Abstract by Rikke Dueholm

Over the past 25 years, oligonucleotides (ONs) have gained considerable interest as potential therapeutic agents due to their precise ability to upregulate or downregulate gene expression. This specificity makes them highly promising candidates for treating a wide range of diseases. However, ONs only function within the cytosol of the cell, significantly challenging their development into viable drugs. Among the ONs, small-interfering RNAs (siRNAs) have emerged as a particularly promising class, as they can target specific mRNA sequences and inhibit protein translation. This thesis aimed at investigating potential drug delivery methods for siRNA therapeutics. Three distinct delivery forms were developed and evaluated:

(i) Exploring the potential of using cell-penetrating peptides (CPPs) as non-specific, systemic delivery vehicles for siRNA. A method for interaction characterization between peptides and siRNA was established, to systematically evaluate CPPs as potential conjugation partners. Promising CPPs were identified as potential conjugation partners based on their non-siRNA-interacting behaviour.
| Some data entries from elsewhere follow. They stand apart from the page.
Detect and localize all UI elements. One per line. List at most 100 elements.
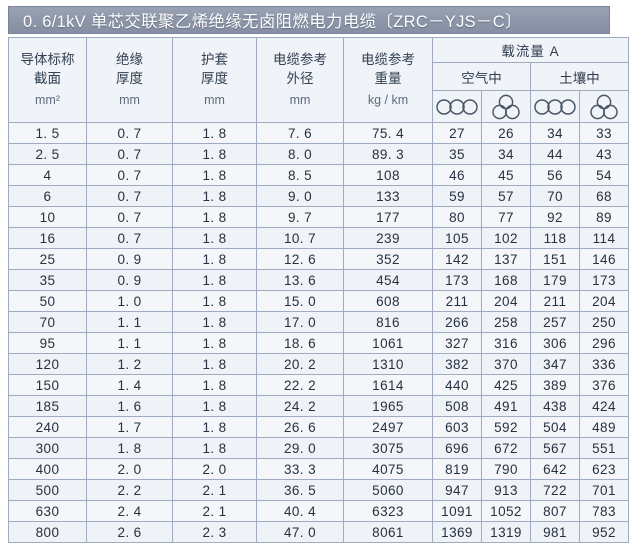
table-row: 150 1. 4 1. 8 22. 2 1614 440 425 389 376	[8, 374, 630, 396]
cell-cable-weight: 816	[343, 311, 433, 333]
cell-sheath-thickness: 2. 1	[172, 479, 257, 501]
page-title: 0. 6/1kV 单芯交联聚乙烯绝缘无卤阻燃电力电缆〔ZRC－YJS－C〕	[23, 13, 522, 31]
cell-cable-weight: 352	[343, 248, 433, 270]
cell-insulation-thickness: 1. 2	[86, 353, 173, 375]
cell-cable-weight: 454	[343, 269, 433, 291]
cell-outer-diameter: 24. 2	[256, 395, 344, 417]
cell-soil-trefoil-ampacity: 204	[578, 290, 630, 312]
cell-sheath-thickness: 1. 8	[172, 416, 257, 438]
cell-soil-flat-ampacity: 70	[530, 185, 580, 207]
cell-outer-diameter: 22. 2	[256, 374, 344, 396]
cell-air-flat-ampacity: 59	[432, 185, 482, 207]
cell-cable-weight: 5060	[343, 479, 433, 501]
cell-air-flat-ampacity: 382	[432, 353, 482, 375]
table-row: 16 0. 7 1. 8 10. 7 239 105 102 118 114	[8, 227, 630, 249]
cell-cable-weight: 4075	[343, 458, 433, 480]
cell-air-flat-ampacity: 947	[432, 479, 482, 501]
cell-cable-weight: 177	[343, 206, 433, 228]
cell-soil-flat-ampacity: 438	[530, 395, 580, 417]
cell-conductor-area: 25	[8, 248, 87, 270]
cell-air-flat-ampacity: 142	[432, 248, 482, 270]
cell-air-trefoil-ampacity: 1319	[481, 521, 531, 543]
cell-air-trefoil-ampacity: 102	[481, 227, 531, 249]
cell-conductor-area: 1. 5	[8, 122, 87, 144]
cell-insulation-thickness: 0. 7	[86, 122, 173, 144]
cell-outer-diameter: 13. 6	[256, 269, 344, 291]
cell-soil-flat-ampacity: 807	[530, 500, 580, 522]
cell-soil-trefoil-ampacity: 489	[578, 416, 630, 438]
cell-outer-diameter: 12. 6	[256, 248, 344, 270]
cell-air-flat-ampacity: 105	[432, 227, 482, 249]
cell-air-trefoil-ampacity: 913	[481, 479, 531, 501]
cell-soil-flat-ampacity: 306	[530, 332, 580, 354]
cell-sheath-thickness: 1. 8	[172, 311, 257, 333]
cell-air-trefoil-ampacity: 370	[481, 353, 531, 375]
cell-outer-diameter: 26. 6	[256, 416, 344, 438]
cell-soil-trefoil-ampacity: 424	[578, 395, 630, 417]
cell-air-trefoil-ampacity: 592	[481, 416, 531, 438]
cell-insulation-thickness: 1. 0	[86, 290, 173, 312]
cell-outer-diameter: 29. 0	[256, 437, 344, 459]
cell-air-flat-ampacity: 211	[432, 290, 482, 312]
cell-outer-diameter: 7. 6	[256, 122, 344, 144]
table-row: 800 2. 6 2. 3 47. 0 8061 1369 1319 981 952	[8, 521, 630, 543]
table-row: 1. 5 0. 7 1. 8 7. 6 75. 4 27 26 34 33	[8, 122, 630, 144]
header-soil-flat-formation	[530, 90, 580, 123]
cell-sheath-thickness: 1. 8	[172, 164, 257, 186]
cell-soil-trefoil-ampacity: 783	[578, 500, 630, 522]
cell-air-flat-ampacity: 1091	[432, 500, 482, 522]
cell-outer-diameter: 17. 0	[256, 311, 344, 333]
cell-sheath-thickness: 1. 8	[172, 437, 257, 459]
cell-conductor-area: 2. 5	[8, 143, 87, 165]
cell-soil-trefoil-ampacity: 250	[578, 311, 630, 333]
cell-conductor-area: 240	[8, 416, 87, 438]
cell-conductor-area: 500	[8, 479, 87, 501]
cable-specification-table: 导体标称 截面 mm² 绝缘 厚度 mm 护套 厚度 mm	[8, 37, 630, 543]
cell-soil-trefoil-ampacity: 701	[578, 479, 630, 501]
cell-conductor-area: 4	[8, 164, 87, 186]
cell-sheath-thickness: 2. 0	[172, 458, 257, 480]
cell-sheath-thickness: 1. 8	[172, 143, 257, 165]
cell-insulation-thickness: 2. 4	[86, 500, 173, 522]
cell-sheath-thickness: 1. 8	[172, 290, 257, 312]
header-row-middle: 空气中 土壤中	[9, 62, 630, 91]
cell-air-flat-ampacity: 440	[432, 374, 482, 396]
cell-air-flat-ampacity: 327	[432, 332, 482, 354]
cell-cable-weight: 89. 3	[343, 143, 433, 165]
table-row: 50 1. 0 1. 8 15. 0 608 211 204 211 204	[8, 290, 630, 312]
cell-cable-weight: 239	[343, 227, 433, 249]
cell-conductor-area: 70	[8, 311, 87, 333]
header-air-flat-formation	[432, 90, 482, 123]
cell-cable-weight: 1965	[343, 395, 433, 417]
cell-insulation-thickness: 1. 8	[86, 437, 173, 459]
cell-air-flat-ampacity: 508	[432, 395, 482, 417]
cell-soil-trefoil-ampacity: 952	[578, 521, 630, 543]
cell-cable-weight: 6323	[343, 500, 433, 522]
table-row: 500 2. 2 2. 1 36. 5 5060 947 913 722 701	[8, 479, 630, 501]
table-row: 120 1. 2 1. 8 20. 2 1310 382 370 347 336	[8, 353, 630, 375]
cell-air-trefoil-ampacity: 204	[481, 290, 531, 312]
cell-cable-weight: 608	[343, 290, 433, 312]
cell-sheath-thickness: 2. 3	[172, 521, 257, 543]
cell-air-flat-ampacity: 819	[432, 458, 482, 480]
cell-conductor-area: 630	[8, 500, 87, 522]
cell-outer-diameter: 9. 7	[256, 206, 344, 228]
cell-outer-diameter: 8. 5	[256, 164, 344, 186]
cell-air-trefoil-ampacity: 45	[481, 164, 531, 186]
cell-soil-trefoil-ampacity: 146	[578, 248, 630, 270]
cell-sheath-thickness: 1. 8	[172, 332, 257, 354]
cell-air-trefoil-ampacity: 316	[481, 332, 531, 354]
cell-outer-diameter: 10. 7	[256, 227, 344, 249]
cell-soil-trefoil-ampacity: 68	[578, 185, 630, 207]
cell-sheath-thickness: 1. 8	[172, 227, 257, 249]
cell-cable-weight: 3075	[343, 437, 433, 459]
header-ampacity-group: 载流量 A	[431, 37, 630, 63]
cell-soil-trefoil-ampacity: 54	[578, 164, 630, 186]
cell-cable-weight: 75. 4	[343, 122, 433, 144]
header-row-top: 导体标称 截面 mm² 绝缘 厚度 mm 护套 厚度 mm	[8, 37, 630, 123]
cell-insulation-thickness: 2. 2	[86, 479, 173, 501]
cell-insulation-thickness: 1. 4	[86, 374, 173, 396]
cell-soil-trefoil-ampacity: 376	[578, 374, 630, 396]
cell-soil-flat-ampacity: 567	[530, 437, 580, 459]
(ii) Optimizing the linker moiety in divalent siRNAs for local delivery to the central nervous system (CNS). A synthesis protocol was established for the linear synthesis of divalent siRNAs, and different linkers were investigated. In vivo experiments identified a highly promising linker that facilitated efficient gene silencing after CNS delivery to mice.

(iii) Investigate the systemic, tissue-targeted potential of divalent siRNAs. A specific divalent siRNA structure with high adipocyte specificity was identified. Its tissue-targeting behaviour was evaluated in vivo after systemic delivery. Remarkably, this divalent siRNA effectively silenced genes in various adipocyte deposits in mice while exerting minimal impact on other tissues.
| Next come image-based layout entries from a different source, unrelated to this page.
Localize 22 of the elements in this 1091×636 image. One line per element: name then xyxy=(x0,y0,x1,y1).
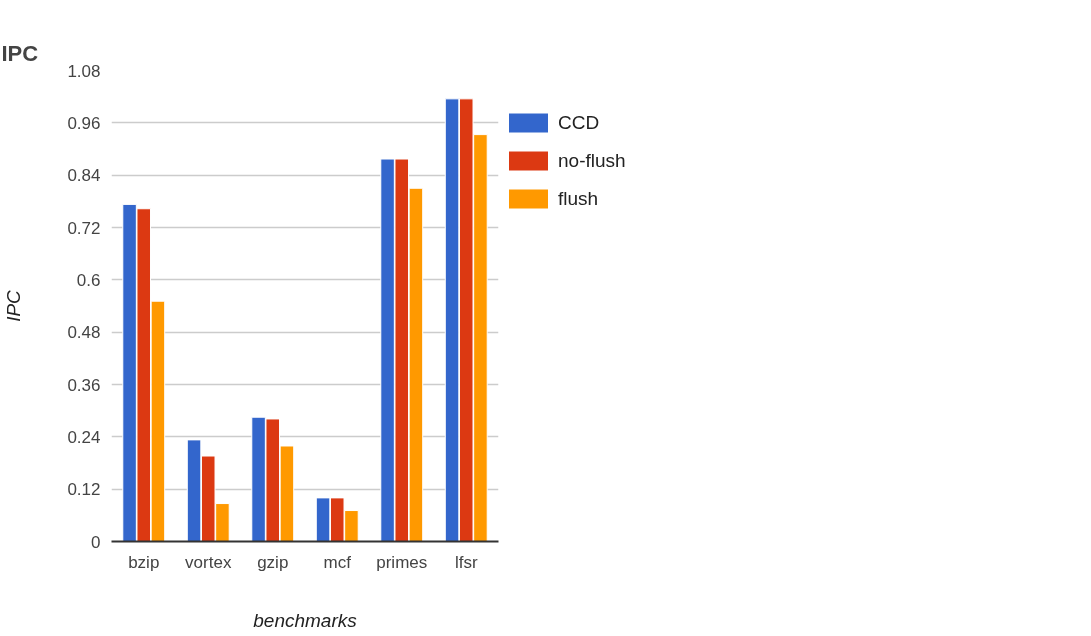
y-tick-label: 0.36 xyxy=(67,375,101,395)
y-tick-label: 0.6 xyxy=(76,270,101,290)
y-tick-label: 0 xyxy=(91,532,101,552)
x-tick-label: bzip xyxy=(128,552,160,572)
y-tick-label: 0.12 xyxy=(67,480,101,500)
x-tick-label: gzip xyxy=(257,552,289,572)
legend-label: CCD xyxy=(558,111,600,134)
x-tick-label: primes xyxy=(376,552,428,572)
legend-label: no-flush xyxy=(558,149,626,172)
y-tick-label: 0.48 xyxy=(67,323,101,343)
y-axis-title: IPC xyxy=(3,289,25,322)
y-tick-label: 0.84 xyxy=(67,166,101,186)
y-tick-label: 0.24 xyxy=(67,427,101,447)
x-tick-label: vortex xyxy=(185,552,232,572)
y-tick-label: 0.72 xyxy=(67,218,101,238)
legend-label: flush xyxy=(558,187,599,210)
x-tick-label: lfsr xyxy=(454,552,478,572)
y-tick-label: 1.08 xyxy=(67,61,101,81)
chart-title: IPC xyxy=(1,40,39,66)
y-tick-label: 0.96 xyxy=(67,113,101,133)
x-tick-label: mcf xyxy=(323,552,352,572)
x-axis-title: benchmarks xyxy=(253,609,358,631)
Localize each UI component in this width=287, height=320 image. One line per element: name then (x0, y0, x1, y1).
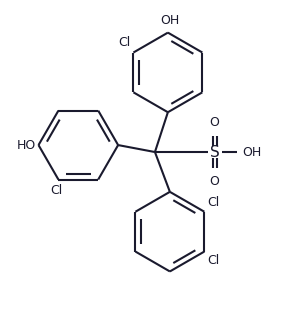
Text: HO: HO (16, 139, 36, 152)
Text: O: O (210, 116, 220, 129)
Text: Cl: Cl (207, 253, 220, 267)
Text: Cl: Cl (118, 36, 130, 49)
Text: O: O (210, 175, 220, 188)
Text: OH: OH (160, 14, 179, 27)
Text: S: S (210, 145, 220, 160)
Text: Cl: Cl (50, 184, 63, 196)
Text: Cl: Cl (207, 196, 220, 209)
Text: OH: OH (243, 146, 262, 158)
In summary, this thesis presents three promising siRNA delivery technologies for both systemic and local, as well as targeted and non-targeted delivery. The findings advance our understanding of how different delivery strategies can be harnessed to develop new and effective siRNA therapeutics. These advancements have the potential to significantly contribute to the development of future siRNA-based treatments for various diseases.